Phase diagram of the Kitaev-Hubbard model: $\mathbb{Z}_2$ slave-spin and QMC approaches

TL;DR

This paper maps out the phase diagram of the Kitaev-Hubbard model, revealing a quantum spin liquid phase and multiple magnetic transitions using advanced theoretical and computational methods.

Contribution

It provides the first comprehensive phase diagram of the KHu model employing $ ext{Z}_2$ slave-spin mean-field theory and auxiliary field quantum Monte Carlo.

Findings

Identification of a quantum spin liquid phase for specific parameters.

Detection of multiple magnetic phase transitions within the Mott phase.
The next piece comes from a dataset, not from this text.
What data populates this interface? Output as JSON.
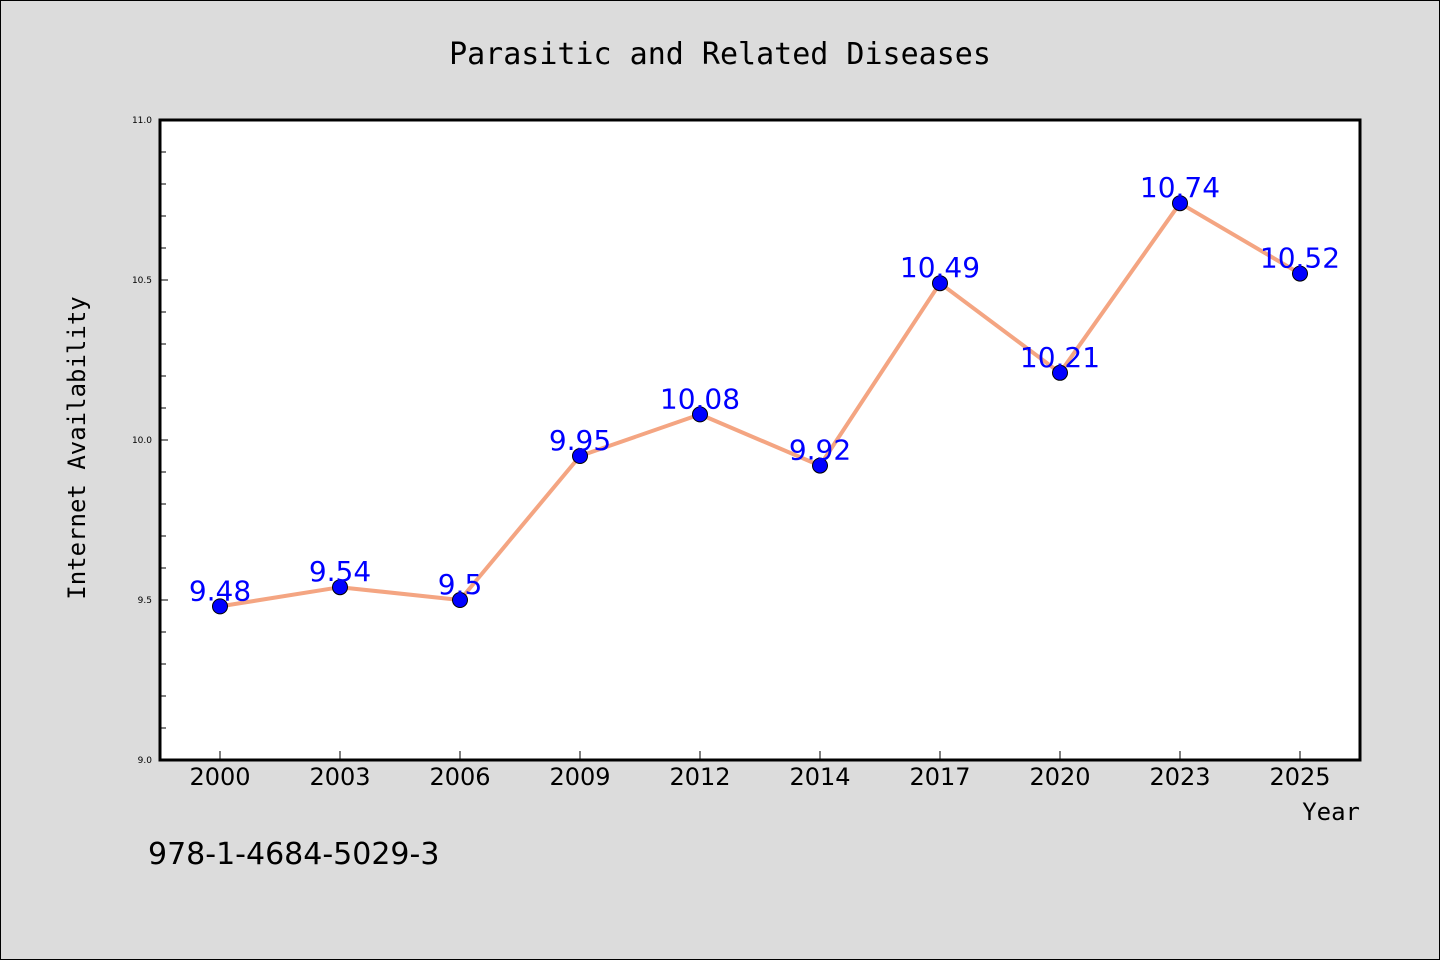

Demonstration of the Mott transition via quasiparticle weight vanishing.

Abstract

Recent experiments show that the ground state of some layered materials with localized moments is in close proximity to the Kitaev spin liquid, calling for a proper model to describe the measurements. The Kitaev-Hubbard (KHu) model is the minimal model that captures the essential ingredients of these systems; it yields the Kitaev-Heisenberg spin model at the strong coupling limit and contains the charge fluctuations present in these materials as well. Despite its relevance, the phase diagram of the KHu model has not been rigorously revealed yet. In this work, we study the full phase diagram of the KHu model using the $\mathbb{Z}_2$ slave-spin mean-field theory as well as the auxiliary field quantum Monte Carlo on rather large systems and at low temperatures. The Mott transition is signaled by a vanishing quasiparticle weight evaluated using the slave-spin construction. Moreover, we demonstrate that there are multiple magnetic phase transitions within the Mott phase including magnetically ordered phases and most notably a quantum spin liquid phase for $1.0 \lesssim t^{\prime}/t \lesssim 1.11 $ at $U/t=5$.